Равнинный рейд | страница 66



Рассыльный не успел докончить. Киселов явственно услыхал, как мимо его ушей просвистела пуля, и слуга с окровавленным лицом рухнул будто подкошенный. Околийский, мертвенно бледный, бросился наземь и ползком добрался до окопчика наблюдательного пункта. Равнодушно посмотрев на труп, на алую кровь, которую жадно впитывала сухая, потрескавшаяся земля, поручик укоризненно пробормотал:

— Я же говорил вам, господин начальник, — здесь шутки плохи. Перед тем как вам сюда приехать, прихлопнули связного поручика Черкезова.

— Где Черкезов? — с пересохшим горлом спросил его околийский.

— Здесь поблизости… Возле той сухой груши. Видите? — показал поручик.

Киселов собрался было встать, но какая-то невидимая рука словно прижимала его к земле, тянула с силой назад. В двух шагах от него, черный, в последних бледных лучах заката, лежал неподвижный труп слуги. Еще бы несколько сантиметров, и вместо этого невзрачного человечка, такой же черный и неподвижный, с медленно стекающей на землю кровью, лежал бы он сам, Киселов. При этой мысли околийский начальник почувствовал странную пустоту внутри. От предчувствия, что, может быть, скоро действительно так и будет, его действительно настигнет смерть, у Киселова противно засосало под ложечкой. Он полежал около десяти минут, пытаясь взять себя в руки, и, наконец, усилием воли поднялся и медленно пошел назад. Снова мимо ушей его просвистела пуля, снова ее жгучее дыхание чуть коснулось его пылающих щек, но судьба и на этот раз пощадила его. Безбородый гимназист в лесу, раздосадованный своим промахом, теперь старательно целился в другую мишень. Задержав дыхание, он плавно нажал спуск винтовки. Послышался выстрел, и жандарм, разносивший жестяные банки с мясными консервами, выпустил латаное полотнище брезента и упал навзничь. Полотнище развернулось, из него высыпались и выкатились по земле банки — красноватые в лучах заката.
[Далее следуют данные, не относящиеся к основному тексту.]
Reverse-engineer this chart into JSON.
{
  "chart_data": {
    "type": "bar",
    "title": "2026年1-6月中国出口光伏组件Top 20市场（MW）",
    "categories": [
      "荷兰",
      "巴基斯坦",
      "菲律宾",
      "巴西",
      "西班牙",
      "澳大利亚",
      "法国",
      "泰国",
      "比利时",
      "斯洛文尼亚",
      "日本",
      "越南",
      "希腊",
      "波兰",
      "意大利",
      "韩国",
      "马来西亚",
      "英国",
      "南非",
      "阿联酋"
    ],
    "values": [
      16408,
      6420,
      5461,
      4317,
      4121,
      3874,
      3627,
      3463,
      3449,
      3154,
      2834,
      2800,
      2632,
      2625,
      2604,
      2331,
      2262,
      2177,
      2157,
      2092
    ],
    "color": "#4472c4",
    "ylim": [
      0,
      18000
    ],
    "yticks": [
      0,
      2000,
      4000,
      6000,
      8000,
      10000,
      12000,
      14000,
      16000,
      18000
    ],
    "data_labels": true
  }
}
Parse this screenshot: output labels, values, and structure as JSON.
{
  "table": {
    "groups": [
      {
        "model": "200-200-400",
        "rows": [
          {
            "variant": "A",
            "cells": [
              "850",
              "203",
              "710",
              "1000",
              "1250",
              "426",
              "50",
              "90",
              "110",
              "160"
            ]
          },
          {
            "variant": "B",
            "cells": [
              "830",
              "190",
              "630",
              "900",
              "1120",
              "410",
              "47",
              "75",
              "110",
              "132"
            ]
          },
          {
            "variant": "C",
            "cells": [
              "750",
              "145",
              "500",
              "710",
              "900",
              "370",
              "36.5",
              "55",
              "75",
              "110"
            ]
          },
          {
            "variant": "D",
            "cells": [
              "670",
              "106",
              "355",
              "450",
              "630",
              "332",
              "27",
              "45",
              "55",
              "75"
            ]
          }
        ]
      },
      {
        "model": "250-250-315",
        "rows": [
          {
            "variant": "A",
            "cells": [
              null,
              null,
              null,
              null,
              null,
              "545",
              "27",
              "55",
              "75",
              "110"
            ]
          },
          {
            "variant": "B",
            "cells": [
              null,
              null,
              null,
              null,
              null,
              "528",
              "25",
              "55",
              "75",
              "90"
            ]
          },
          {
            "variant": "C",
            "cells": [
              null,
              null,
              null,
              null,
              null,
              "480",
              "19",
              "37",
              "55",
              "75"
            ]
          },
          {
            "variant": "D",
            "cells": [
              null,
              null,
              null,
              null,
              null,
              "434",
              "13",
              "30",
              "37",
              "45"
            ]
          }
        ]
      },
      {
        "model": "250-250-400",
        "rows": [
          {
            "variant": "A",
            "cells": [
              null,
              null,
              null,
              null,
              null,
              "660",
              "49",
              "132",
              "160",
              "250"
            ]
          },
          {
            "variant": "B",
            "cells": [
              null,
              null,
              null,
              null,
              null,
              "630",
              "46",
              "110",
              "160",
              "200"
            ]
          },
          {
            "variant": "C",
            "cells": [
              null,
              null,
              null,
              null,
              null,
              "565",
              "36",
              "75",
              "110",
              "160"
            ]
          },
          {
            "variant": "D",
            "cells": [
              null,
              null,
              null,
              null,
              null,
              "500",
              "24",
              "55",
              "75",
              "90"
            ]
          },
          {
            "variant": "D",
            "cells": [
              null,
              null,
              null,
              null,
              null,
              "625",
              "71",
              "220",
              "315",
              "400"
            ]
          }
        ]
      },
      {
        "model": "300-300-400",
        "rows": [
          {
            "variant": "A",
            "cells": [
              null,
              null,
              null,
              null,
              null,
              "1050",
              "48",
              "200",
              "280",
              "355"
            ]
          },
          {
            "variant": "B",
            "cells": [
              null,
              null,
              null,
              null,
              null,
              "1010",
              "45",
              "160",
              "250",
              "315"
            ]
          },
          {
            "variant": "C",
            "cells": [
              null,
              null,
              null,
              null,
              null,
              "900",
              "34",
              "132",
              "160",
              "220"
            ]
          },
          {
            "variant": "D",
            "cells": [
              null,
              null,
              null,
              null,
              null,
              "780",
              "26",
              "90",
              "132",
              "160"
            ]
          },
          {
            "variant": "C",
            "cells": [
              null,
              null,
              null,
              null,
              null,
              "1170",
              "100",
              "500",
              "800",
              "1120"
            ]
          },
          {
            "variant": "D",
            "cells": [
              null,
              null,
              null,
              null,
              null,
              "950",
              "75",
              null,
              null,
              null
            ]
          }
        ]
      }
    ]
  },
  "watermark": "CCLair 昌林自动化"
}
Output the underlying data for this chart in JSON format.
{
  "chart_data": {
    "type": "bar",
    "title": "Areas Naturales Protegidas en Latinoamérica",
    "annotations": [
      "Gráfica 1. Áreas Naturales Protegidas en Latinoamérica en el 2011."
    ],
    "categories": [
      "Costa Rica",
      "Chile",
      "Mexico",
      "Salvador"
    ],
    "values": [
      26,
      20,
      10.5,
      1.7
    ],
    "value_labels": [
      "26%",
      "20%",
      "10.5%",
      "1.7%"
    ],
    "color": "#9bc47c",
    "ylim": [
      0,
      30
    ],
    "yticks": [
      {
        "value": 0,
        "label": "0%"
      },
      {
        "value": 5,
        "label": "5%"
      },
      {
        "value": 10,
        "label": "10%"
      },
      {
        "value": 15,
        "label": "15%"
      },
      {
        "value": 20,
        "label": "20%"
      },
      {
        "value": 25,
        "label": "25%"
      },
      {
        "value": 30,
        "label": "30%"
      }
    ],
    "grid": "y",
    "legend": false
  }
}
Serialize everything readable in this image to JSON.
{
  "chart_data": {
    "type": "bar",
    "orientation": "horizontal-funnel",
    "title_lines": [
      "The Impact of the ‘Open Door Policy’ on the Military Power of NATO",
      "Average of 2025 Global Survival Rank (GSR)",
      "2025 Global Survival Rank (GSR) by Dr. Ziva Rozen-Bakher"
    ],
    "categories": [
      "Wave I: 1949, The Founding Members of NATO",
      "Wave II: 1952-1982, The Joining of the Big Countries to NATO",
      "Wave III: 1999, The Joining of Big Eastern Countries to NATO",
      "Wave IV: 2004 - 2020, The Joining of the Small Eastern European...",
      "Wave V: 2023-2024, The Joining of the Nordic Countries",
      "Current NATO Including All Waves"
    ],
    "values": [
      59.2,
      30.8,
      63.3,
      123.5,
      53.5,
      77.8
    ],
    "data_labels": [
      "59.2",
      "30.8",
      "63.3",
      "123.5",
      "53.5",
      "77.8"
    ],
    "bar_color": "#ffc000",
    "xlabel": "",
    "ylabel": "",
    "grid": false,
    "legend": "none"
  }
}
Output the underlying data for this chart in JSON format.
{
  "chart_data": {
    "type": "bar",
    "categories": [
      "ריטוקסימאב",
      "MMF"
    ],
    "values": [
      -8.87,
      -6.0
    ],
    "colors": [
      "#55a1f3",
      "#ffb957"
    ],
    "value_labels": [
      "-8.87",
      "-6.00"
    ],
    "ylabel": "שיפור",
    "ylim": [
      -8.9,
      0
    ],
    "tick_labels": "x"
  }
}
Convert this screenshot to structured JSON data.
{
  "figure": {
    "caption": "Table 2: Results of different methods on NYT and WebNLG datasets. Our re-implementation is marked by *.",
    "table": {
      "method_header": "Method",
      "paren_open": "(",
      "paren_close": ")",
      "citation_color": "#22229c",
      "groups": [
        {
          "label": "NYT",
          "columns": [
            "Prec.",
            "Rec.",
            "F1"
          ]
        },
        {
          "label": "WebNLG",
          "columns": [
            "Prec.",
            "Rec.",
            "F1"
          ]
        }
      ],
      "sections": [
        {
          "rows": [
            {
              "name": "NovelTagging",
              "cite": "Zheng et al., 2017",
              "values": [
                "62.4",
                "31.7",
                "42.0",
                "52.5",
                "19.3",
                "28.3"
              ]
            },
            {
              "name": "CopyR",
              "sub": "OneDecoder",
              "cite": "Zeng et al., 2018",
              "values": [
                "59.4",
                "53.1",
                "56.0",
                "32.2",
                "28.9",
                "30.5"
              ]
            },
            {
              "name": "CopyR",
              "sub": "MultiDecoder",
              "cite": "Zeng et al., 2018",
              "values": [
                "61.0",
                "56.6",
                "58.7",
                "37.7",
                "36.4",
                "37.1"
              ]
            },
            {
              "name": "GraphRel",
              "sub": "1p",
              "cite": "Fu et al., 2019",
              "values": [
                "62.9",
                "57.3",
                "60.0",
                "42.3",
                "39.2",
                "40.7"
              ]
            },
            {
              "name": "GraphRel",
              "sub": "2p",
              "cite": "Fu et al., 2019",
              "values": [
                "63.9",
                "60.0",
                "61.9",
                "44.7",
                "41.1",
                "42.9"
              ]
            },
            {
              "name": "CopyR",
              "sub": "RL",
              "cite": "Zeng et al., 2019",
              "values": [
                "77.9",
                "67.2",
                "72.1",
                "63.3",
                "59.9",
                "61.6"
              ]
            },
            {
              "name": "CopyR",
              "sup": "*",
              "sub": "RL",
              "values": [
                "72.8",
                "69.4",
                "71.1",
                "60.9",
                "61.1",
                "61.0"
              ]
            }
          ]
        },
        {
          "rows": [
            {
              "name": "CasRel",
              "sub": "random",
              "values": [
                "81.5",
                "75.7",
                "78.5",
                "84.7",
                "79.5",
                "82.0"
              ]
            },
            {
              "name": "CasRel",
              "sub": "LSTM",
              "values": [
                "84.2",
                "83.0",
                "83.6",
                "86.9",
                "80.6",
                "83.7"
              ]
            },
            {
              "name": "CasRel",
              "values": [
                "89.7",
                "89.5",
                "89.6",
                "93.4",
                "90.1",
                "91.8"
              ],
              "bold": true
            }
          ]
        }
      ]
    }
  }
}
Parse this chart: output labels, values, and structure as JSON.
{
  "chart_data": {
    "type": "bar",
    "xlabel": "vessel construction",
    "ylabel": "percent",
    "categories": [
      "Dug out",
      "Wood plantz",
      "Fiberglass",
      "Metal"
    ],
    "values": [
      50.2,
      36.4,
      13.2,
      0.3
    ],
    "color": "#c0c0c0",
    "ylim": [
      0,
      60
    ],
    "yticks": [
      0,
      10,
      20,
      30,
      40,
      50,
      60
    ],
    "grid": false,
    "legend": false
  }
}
Когда Киселов отыскал Черкезова, тот просматривал документы и бумажник убитого полчаса назад связного. В бумажнике было три потертых, но тщательно разглаженных тысячелевовых бумажки, несколько колец и даже целый золотой мост, снятый, видно, с челюсти одной из жертв во время какой-то карательной операции. Услышав голос околийского начальника, Черкезов вздрогнул, словно его застали на месте преступления, проникли в его грязные жандармские мысли — мысли о грабеже, добыче.

— Здравствуй! — ответил он не очень вежливо на приветствие околийского начальника. — Крепкий орешек, а?